後に、和也から聞いたのだが、俊介が剣道部に入らなかったのは、中三の県大会の時にヤツに遇ってから、らしい。
そう、今は城北高校剣道部主将、石川健太だ。
決勝で合間見えたのだが、俊介は完膚なきまでにやられたらしい。
その実力の差に俊介は挫折を味わった。もう剣を捨ててしまおうと思っていた。
僕は当然、部活をする気もなく、かといって進学校の勉強にもついていけず、ただ学校に通うだけの毎日だった。
だが、俊介は、和也、スマイリー、谷本と仲良くなるうちに、また剣道を始めたくなったらしい。
そして、高一の夏に剣道部に入部した。もちろん、腕のある俊介はメキメキと頭角を現し、主力選手になった。
そこで、高二の県大会、ヤツと再び合間見えることになった。
接戦の末、敗れたが、中学の時ほど実力の差は感じなかったようだ。
俊介が成長したのか、石川の伸びが足りなかったのかは分からないが・・・・。
ただ、その一戦は雑誌にも取り上げられた。それは俊介のルックスからかもしれないが、一躍、俊介は青嵐のスターとなった。
僕はといえば、一日一日をムダに過ごしていたんだ・・・。
ときどき、俊介に
「瑞樹、なにかやればいいのに・・・。なにか興味あるもんないの?」と問われることがあった。
僕は
「・・・・なにもしたくないんだ・・・。」と答えるだけだった。
僕は、自らに鍵をかけて何もしようとはしなかった・・・。
そして、三年になってクラスメイトも様変わりし、僕は出席番号がひとつ前の沢井和也とよく話すようになった。

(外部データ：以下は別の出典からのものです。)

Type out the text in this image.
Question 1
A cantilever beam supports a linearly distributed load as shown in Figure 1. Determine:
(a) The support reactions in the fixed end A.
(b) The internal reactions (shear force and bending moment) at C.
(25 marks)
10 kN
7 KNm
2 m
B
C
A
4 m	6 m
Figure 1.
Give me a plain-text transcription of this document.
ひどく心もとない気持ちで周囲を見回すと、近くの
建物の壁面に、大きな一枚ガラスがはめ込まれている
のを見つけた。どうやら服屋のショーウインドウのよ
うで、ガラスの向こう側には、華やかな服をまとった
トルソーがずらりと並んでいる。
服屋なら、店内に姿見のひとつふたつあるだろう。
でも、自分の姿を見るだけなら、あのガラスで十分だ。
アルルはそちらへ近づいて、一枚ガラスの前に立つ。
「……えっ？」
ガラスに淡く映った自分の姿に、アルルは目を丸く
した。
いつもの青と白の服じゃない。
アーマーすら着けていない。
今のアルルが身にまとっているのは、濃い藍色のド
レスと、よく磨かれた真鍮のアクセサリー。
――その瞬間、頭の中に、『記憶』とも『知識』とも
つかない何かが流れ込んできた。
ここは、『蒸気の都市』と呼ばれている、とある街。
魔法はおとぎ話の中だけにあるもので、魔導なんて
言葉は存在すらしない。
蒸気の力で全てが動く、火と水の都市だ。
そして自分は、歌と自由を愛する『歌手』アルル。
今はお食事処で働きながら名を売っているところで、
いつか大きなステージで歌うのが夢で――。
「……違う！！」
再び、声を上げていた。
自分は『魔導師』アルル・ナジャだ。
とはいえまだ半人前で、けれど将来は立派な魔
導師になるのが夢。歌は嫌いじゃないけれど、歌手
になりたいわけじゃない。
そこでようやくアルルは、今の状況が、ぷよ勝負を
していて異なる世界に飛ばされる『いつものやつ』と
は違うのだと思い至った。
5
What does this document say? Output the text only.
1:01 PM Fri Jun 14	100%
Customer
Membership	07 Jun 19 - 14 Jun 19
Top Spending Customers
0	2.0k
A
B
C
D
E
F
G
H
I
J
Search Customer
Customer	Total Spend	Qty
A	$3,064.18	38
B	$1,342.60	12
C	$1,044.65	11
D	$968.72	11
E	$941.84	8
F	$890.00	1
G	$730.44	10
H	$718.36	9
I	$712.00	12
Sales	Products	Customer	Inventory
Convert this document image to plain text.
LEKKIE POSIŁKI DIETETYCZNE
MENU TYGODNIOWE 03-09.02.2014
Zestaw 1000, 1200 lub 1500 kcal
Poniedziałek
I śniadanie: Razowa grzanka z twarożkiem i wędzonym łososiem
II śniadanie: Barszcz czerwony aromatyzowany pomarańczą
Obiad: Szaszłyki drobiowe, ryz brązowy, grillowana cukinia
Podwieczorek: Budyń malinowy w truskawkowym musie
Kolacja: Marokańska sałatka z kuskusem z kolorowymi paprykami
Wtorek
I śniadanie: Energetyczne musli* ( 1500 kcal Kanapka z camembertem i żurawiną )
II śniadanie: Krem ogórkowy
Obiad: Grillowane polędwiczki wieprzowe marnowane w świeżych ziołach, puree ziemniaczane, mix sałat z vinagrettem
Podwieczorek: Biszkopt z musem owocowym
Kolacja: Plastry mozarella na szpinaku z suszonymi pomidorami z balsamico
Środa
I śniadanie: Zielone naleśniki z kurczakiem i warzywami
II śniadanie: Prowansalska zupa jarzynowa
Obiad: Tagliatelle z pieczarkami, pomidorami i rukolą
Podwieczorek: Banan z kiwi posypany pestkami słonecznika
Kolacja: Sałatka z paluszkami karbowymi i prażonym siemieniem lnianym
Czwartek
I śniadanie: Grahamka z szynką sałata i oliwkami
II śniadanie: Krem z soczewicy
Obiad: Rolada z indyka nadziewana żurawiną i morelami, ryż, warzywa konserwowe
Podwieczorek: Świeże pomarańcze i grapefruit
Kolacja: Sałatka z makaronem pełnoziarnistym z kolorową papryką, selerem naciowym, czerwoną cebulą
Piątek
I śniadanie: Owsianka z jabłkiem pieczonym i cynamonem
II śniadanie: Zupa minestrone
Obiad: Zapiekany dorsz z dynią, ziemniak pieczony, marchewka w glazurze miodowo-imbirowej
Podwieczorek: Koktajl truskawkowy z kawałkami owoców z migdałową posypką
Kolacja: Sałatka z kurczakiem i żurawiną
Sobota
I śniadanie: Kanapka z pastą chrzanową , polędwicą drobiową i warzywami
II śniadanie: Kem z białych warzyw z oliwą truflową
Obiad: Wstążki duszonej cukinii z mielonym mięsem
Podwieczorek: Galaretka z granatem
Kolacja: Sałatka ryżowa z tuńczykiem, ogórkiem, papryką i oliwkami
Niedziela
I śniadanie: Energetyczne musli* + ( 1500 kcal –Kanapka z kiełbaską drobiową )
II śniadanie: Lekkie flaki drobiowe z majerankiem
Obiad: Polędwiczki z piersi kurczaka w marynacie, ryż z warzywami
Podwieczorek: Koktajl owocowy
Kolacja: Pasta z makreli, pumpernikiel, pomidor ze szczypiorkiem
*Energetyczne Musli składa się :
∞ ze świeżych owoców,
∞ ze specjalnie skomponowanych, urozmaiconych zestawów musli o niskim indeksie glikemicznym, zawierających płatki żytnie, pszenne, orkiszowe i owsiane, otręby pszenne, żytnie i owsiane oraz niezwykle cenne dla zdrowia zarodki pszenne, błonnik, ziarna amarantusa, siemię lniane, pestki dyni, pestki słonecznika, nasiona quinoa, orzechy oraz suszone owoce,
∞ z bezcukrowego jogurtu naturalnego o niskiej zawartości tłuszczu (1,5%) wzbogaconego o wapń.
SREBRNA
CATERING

和也は凛々しい風貌で、女子にも人気があったが、当の本人はどこか飄々としていた。
それが男の僕でもカッコよく見えた。ある意味、憧れていたのかもしれない。
和也は剣道部員で、俊介と仲もいいことから、僕らは昼休みに剣道場に集まって遊ぶようになった。
五人でつるむ内に、僕はなにか人間的な感情を取り戻せてきたような気がした・・・。
そのころからだろうか、顔から険が取れたというか、表情が柔らかくなったと言われることも多くなったんだ。